MSCI Barra launched a 19-country index last November, dominated by the five oil states whose markets are open to foreigners (that excludes Saudi Arabia). Merrill Lynch added its own 17-country index in March, the Merrill Lynch Frontier Index, also dominated by oil.

Common themes

Each frontier country has a slightly different story with the common investment themes.

There's the commodities boom - oil, of course, but also metals and agriculture. The consumer explosion - rising urban middle classes snapping up cellphones, cars, television and appliances. Infrastructure - the International Monetary Fund has forgiven much of Africa's debt, leaving these governments with surpluses to invest in electricity, telecommunications and roads. Finance - with lenders prospering. Construction - offices and apartment buildings, airports and shipping facilities.

Asset managers are pitching these markets as "uncorrelated" with those of the more developed world, meaning that stock prices there run on different tracks. They may rise when the more familiar markets are going down. In truth, however, we haven't had enough experience with frontier markets to declare them a potential cushion for bad times.

A more compelling reason to own them is, simply, globalisation. Modern commercial and consumer cultures are being created in places they didn't exist before.

The economic drivers include new trading patterns, the movement of manufacturing jobs to lower-wage countries, high commodity prices, privatisation of government industries, growth in the pools of local investors, direct investment in frontier countries by foreign pools of capital (especially from China) and political and capital-market reforms. "They're where the emerging markets were 10 or 15 years ago," says Fahmi Alghussein, Morgan Stanley's head of distribution in Dubai. Economic growth rates are running at five per cent and up, twice that of the developed world.

Antoine van Agtmael, chairman of Emerging Markets Management LLC in Arlington, Virginia, has been investing in Africa for 14 years. Returns, he says, have been four times those of the traditional emerging markets. "A few years ago you could buy Unilever Nigeria or Guinness Nigeria for peanuts," he says, "and they're well-managed companies with great products."

Disappearing freebies

Freebies like that are largely gone. The big promise, van Agtmael says, lies in the thousands of other companies ""operating under the waterline,'' not yet noticed by the published frontier-market indexes.

Not that everything is rosy along the global frontier. Vietnam's bubble ended this year in tears.

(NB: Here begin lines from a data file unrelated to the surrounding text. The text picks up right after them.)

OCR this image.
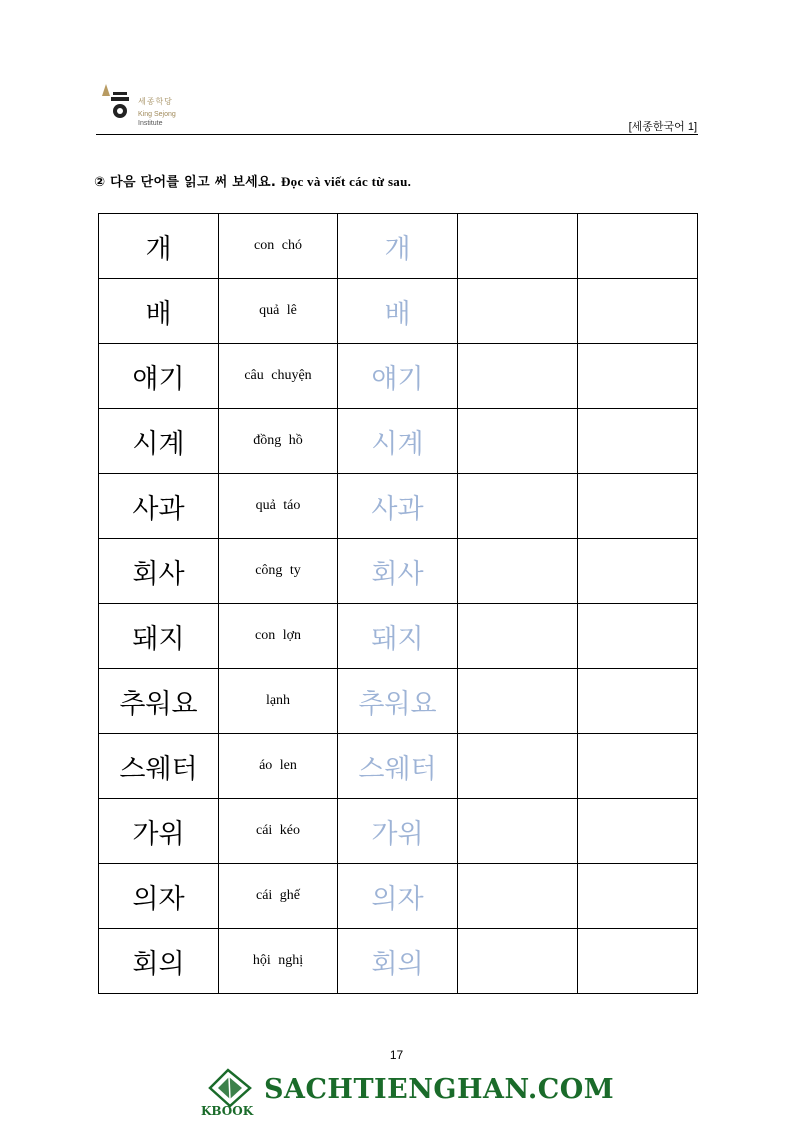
세종학당
King Sejong
Institute	[세종한국어 1]
② 다음 단어를 읽고 써 보세요. Đọc và viết các từ sau.
개	con chó	개		
배	quả lê	배		
얘기	câu chuyện	얘기		
시계	đồng hồ	시계		
사과	quả táo	사과		
회사	công ty	회사		
돼지	con lợn	돼지		
추워요	lạnh	추워요		
스웨터	áo len	스웨터		
가위	cái kéo	가위		
의자	cái ghế	의자		
회의	hội nghị	회의		
17
KBOOK
SACHTIENGHAN.COM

There's political risk, such as the blowup after the elections in Kenya and the risk that the boom in commodity prices slows. Electricity shortages are damaging growth south of the Sahara. Small changes in cash flows can have a huge impact on markets because they're so thinly traded.

Some frontier markets have gone very badly, says Michael Reynal, portfolio manager for Principal Global investors, an asset-management firm based in Des Moines, Iowa. "Venezuela was once the darling of emerging markets and it is just barely coming out of a grueling period," he says.

The advent of frontier-market indexes means that exchange-traded funds won't be far behind. Claymore has filed with the Securities and Exchange Commission to create the first one to trade in the US - the Claymore/BNY Frontier Select DR Index Fund, tracking a Bank of New York index of 26 companies in 11 countries. Whether it attracts enough business to become a profitable product for Claymore remains to be seen.

At present, the best way to invest is through T. Rowe Price's new Africa & Middle East Fund, a no-load (no sales charge) fund, with a $2,500 minimum investment and an annual cost of 1.92 per cent. Joseph Rohm, vice-president of London-based T. Rowe Price International, likes the Gulf oil states and Nigeria, Ghana, Uganda, Egypt, Zambia and South Africa.

"We don't have to compromise in terms of the companies we're selecting," he says. "They're high quality in a global context. You're seeing some of the African diaspora returning home, bringing with them experience and management skills."

I wouldn't want to kid you. It's an investment for crazies. But for money you'll ignore for the next 15 years, well, why not?